Pa said you couldn’t fool him, ’cause he knew he was being initiated into the 20-steenth degree of the Masons, and he guessed he could tell a degree from a train wreck, ’cause the degree was a darn sight worse than a wreck, but the conductor took one of those long glass fire extinguishers and sprinkled the medicated water on the freaks in the next berth, and then turned it on pa, and pa tasted it, and thought he was at a banquet, and he said “that sauterne is not fit to drink.”
Then when the bearded woman yelled that the fire had almost reached her whiskers, and would nobody save her, pa began to get ready to move on, ’cause he concluded he hadn’t been riding a goat after all, and he told me to hand him his pants. Pa is a man that will never go out among people, no matter how dark the night is, without his pants, and I admire him for it. Some of the circus men didn’t care for dress that night, but got out just as they were, and the result was that when daylight came they had to tie hay around their legs.
Our car was bottom-side up, but I found pa’s pants and he got his legs in, and I buttoned him in, but I felt all the time as though I had buttoned them in the back, so the seat was in front, but the fire was crackling and pa pushed me out of a transom, and then he crawled out, and we sat down in the mud.
The bearded woman came next, with her whiskers done up in curl papers, and then the fat woman got one foot through the transom, and she couldn’t get it back in, and the train hands got an ax and were going to cut her leg off, and save one foot, at least, when pa got a move on him, and took the ax and broke out the side of the car, and got her out. Eight or nine men lifted her tenderly onto a stack of hay, and she wrapped it around her, ’cause she left her clothes in her berth.
[Illustration: Pa Got an Ax and Cut the Fat Woman Out.]
Well, it was a sight when the people were got out of our car, and they let it burn, to light up the scene, and pa and I and the boss canvasman went along the ditched train, and helped people out. The giant was in two upper berths, and he got one leg out of the transom over one berth, and one leg out of the transom over the other berth, and we pulled his legs, but he couldn’t make it, so pa took an ax and made both berths into one, and got him out.

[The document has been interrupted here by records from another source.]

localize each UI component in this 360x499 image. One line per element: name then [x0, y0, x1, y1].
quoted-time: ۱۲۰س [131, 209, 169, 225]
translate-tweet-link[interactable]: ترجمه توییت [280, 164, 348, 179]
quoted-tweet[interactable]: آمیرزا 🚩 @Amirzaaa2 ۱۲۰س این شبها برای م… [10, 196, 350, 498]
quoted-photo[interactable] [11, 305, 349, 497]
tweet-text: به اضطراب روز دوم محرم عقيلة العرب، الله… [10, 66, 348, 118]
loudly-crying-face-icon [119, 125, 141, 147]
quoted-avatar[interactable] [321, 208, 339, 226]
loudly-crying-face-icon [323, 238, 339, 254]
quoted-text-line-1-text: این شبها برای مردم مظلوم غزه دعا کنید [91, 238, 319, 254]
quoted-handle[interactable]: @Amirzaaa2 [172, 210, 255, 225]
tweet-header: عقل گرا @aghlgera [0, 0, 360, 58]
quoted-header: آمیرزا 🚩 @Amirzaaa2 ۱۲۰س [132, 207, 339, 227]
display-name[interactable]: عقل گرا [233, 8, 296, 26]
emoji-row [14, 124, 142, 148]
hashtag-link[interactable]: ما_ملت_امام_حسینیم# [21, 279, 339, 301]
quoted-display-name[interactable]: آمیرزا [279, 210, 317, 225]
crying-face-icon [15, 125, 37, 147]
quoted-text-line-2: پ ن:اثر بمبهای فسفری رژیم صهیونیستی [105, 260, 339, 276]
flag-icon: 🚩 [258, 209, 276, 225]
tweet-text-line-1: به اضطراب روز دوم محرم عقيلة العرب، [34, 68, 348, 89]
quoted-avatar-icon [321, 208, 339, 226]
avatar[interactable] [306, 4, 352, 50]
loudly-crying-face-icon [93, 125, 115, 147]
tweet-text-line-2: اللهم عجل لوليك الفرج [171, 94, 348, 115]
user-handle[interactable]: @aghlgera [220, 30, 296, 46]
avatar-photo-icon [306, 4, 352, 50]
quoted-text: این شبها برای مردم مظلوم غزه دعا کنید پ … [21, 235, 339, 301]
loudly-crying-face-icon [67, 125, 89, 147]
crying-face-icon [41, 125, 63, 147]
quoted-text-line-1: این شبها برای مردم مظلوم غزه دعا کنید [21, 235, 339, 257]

The giant shook himself and started on a run across the marsh, but he mired up to his neck, and a farmer who heard the noise came to order us off his hay field for trespass, and yelled: “Here’s a head of some of your performers cut off away over here,” and he was going to bring it in, when the farmer found the head was alive, and he ran away from it.
In an hour we had everybody out, and made beds for them by spreading out hay cocks, and nobody seemed to be hurt so very much. We heard a locomotive whistle up the road, and some one said the relief train was coming with doctors and nurses, but the show owner who was with us said: “Relief doctors, nothing. That is a train-load of lawyers and claim agents to settle with us. The doctors will not come till to-morrow. Now, everybody pretend to be hurt awful bad, and strike the sharks for $10,000 apiece, and come down to $100, if you can’t do any better.”